A multivariate optical element (MOE), is the key part of a multivariate optical computer; an alternative to conventional spectrometry for the chemical analysis of materials.

It is helpful to understand how light is processed in a multivariate optical computer, as compared to how it is processed in a spectrometer. For example, if we are studying the composition of a powder mixture using diffuse reflectance, a suitable light source is directed at the powder mixture and light is collected, usually with a lens, after it has scattered from the powder surface. Light entering a spectrometer first strikes a device (either a grating or interferometer) that separates light of different wavelengths to be measured. A series of independent measurements is used to estimate the full spectrum of the mixture, and the spectrometer renders a measurement of the spectral intensity at many wavelengths. Multivariate statistics can then be applied to the spectrum produced.

In contrast, when using multivariate optical computing, the light entering the instrument strikes an application specific multivariate optical element, which is uniquely tuned to the pattern that needs to be measured using multivariate analysis.

This system can produce the same result that multivariate analysis of a spectrum would produce. Thus, it can generally produce the same accuracy as laboratory grade spectroscopic systems, but with the fast speed inherent with a pure, passive, optical computer. The multivariate optical computer makes use of optical computing to realize the performance of a full spectroscopic system using traditional multivariate analysis. A side benefit is that the throughput and efficiency of the system is higher than conventional spectrometers, which increases the speed of analysis by orders of magnitude.

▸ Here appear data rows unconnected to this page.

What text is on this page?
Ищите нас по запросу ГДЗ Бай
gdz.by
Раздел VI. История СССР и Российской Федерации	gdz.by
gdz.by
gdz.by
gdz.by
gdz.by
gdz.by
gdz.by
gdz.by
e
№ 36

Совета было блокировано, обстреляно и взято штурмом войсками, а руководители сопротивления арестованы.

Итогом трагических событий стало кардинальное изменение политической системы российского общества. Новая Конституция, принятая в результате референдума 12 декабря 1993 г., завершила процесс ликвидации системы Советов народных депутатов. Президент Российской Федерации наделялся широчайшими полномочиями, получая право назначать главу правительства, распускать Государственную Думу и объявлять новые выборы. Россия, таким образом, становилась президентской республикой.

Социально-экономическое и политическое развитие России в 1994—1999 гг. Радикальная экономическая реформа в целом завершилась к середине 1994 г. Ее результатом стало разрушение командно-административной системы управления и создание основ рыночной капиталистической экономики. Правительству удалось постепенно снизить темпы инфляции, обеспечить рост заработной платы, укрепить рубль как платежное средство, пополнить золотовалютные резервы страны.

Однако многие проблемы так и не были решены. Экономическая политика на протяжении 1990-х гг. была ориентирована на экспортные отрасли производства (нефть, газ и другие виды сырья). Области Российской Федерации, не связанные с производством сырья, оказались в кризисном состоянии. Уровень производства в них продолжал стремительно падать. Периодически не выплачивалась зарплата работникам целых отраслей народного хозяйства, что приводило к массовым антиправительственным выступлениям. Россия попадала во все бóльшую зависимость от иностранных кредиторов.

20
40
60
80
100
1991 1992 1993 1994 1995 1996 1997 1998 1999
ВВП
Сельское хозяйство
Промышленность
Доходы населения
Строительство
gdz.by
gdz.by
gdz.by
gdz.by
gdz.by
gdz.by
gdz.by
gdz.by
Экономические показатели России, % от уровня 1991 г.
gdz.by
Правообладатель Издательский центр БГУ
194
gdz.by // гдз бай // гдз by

While each chemical problem presents its own unique challenges and opportunities, the design of a system for a specific analysis is complex and requires the assembly of several pieces of a spectroscopic puzzle. The data necessary for a successful design are spectral characteristics of light sources, detectors and a variety of optics to be used in the final assemblage, dispersion characteristics of the materials used in the wavelength range of interest, and a set of calibrated sample spectra for pattern-recognition-based analysis. With these pieces assembled, suitable application specific multivariate optical computer designs can be generated and the performance accurately modeled and predicted.